Abstract Imidazoquinoline Toll-Like Receptor (TLR) agonists such as Imiquimod are effective immunotherapeutics in the treatment of basal skin cell carcinoma, and more recently, melanoma. However, direct injection of imidazoquinoline TLR agonists causes systemic inflammation and autoimmune side-effects thereby limiting clinical use to topical applications. Here we use a metabolic caging strategy to confine the immunostimulatory effects of imidazoquinoline TLR agonists to tumor microenvironment. We have covalently attached a galactopyranoside metabolic cage to the primary amino group, critical for activity, of the TLR7 agonist Imiquimod. Addition of the metabolic cage abrogates TLR agonism as measured by NFκB transcription in RAW-Blue cells or inflammatory cytokines produced by primary murine Bone Marrow Derived Dendritic Cells (BMDCS).
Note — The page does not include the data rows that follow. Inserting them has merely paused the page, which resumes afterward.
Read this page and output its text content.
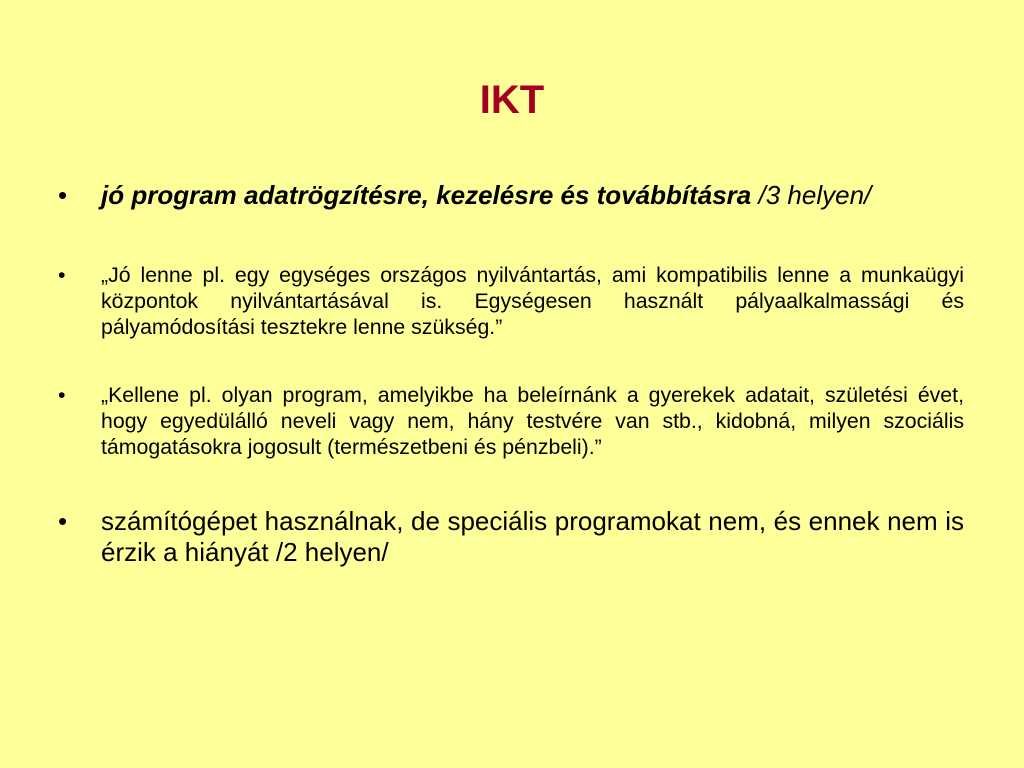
IKT
• jó program adatrögzítésre, kezelésre és továbbításra /3 helyen/
• „Jó lenne pl. egy egységes országos nyilvántartás, ami kompatibilis lenne a munkaügyi központok nyilvántartásával is. Egységesen használt pályaalkalmassági és pályamódosítási tesztekre lenne szükség.”
• „Kellene pl. olyan program, amelyikbe ha beleírnánk a gyerekek adatait, születési évet, hogy egyedülálló neveli vagy nem, hány testvére van stb., kidobná, milyen szociális támogatásokra jogosult (természetbeni és pénzbeli).”
• számítógépet használnak, de speciális programokat nem, és ennek nem is érzik a hiányát /2 helyen/
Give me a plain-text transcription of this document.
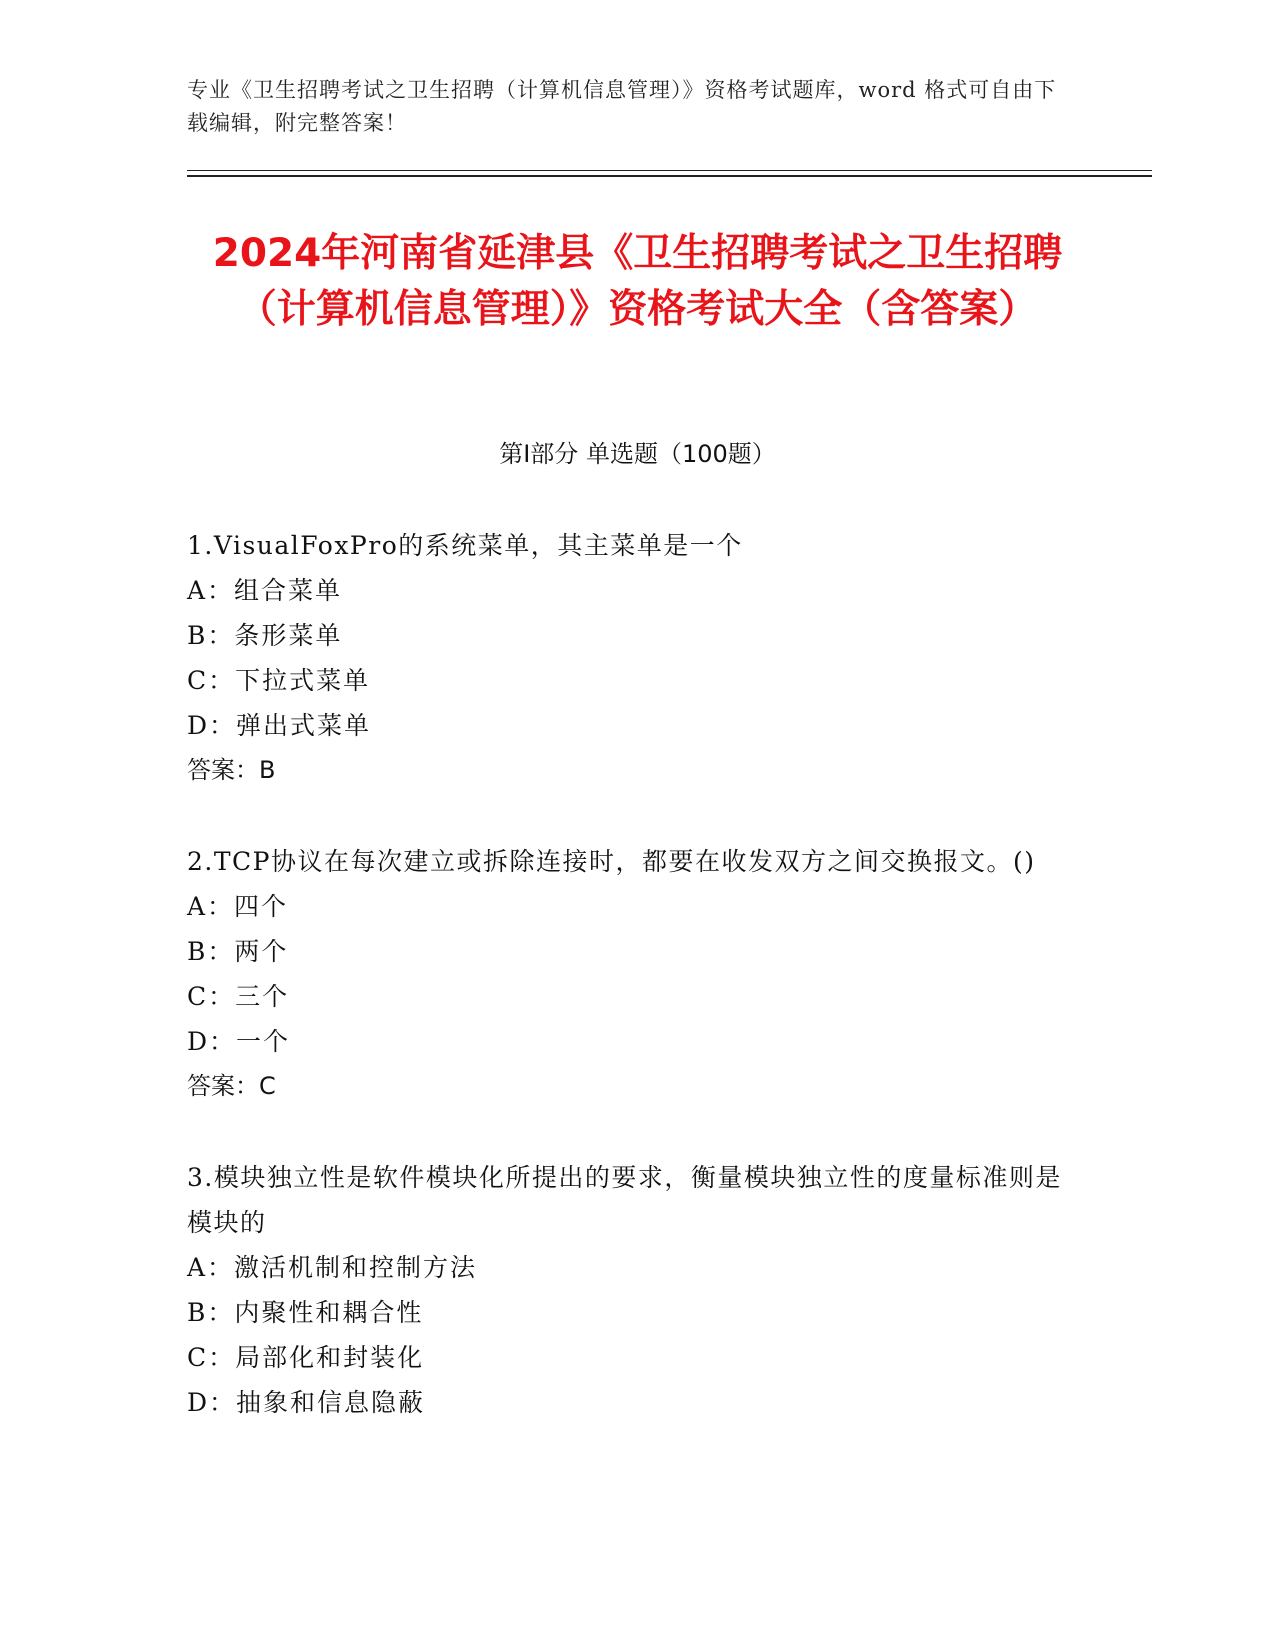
专业《卫生招聘考试之卫生招聘（计算机信息管理）》资格考试题库，word 格式可自由下载编辑，附完整答案！
2024年河南省延津县《卫生招聘考试之卫生招聘（计算机信息管理）》资格考试大全（含答案）
第Ⅰ部分 单选题（100题）
1.VisualFoxPro的系统菜单，其主菜单是一个
A：组合菜单
B：条形菜单
C：下拉式菜单
D：弹出式菜单
答案：B
2.TCP协议在每次建立或拆除连接时，都要在收发双方之间交换报文。()
A：四个
B：两个
C：三个
D：一个
答案：C
3.模块独立性是软件模块化所提出的要求，衡量模块独立性的度量标准则是模块的
A：激活机制和控制方法
B：内聚性和耦合性
C：局部化和封装化
D：抽象和信息隐蔽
The galactopyranoside cage is efficiently removed via enzymatic cleavage from exogenously added β-galactosidase resulting in activation of immune cells that is comparable to native agonist. Enzymatic cleavage also occurs using β-galactosidase that is overexpressed in B16 melanoma cells. This results in increased immunostimulatory effects in co-cultures of BMDCs and B16 melanoma cells relative to BMDCs co-cultured with healthy melanocytes. We anticipate this will provide a general framework upon which TLR agonists can be targeted to the tumor microenvironment.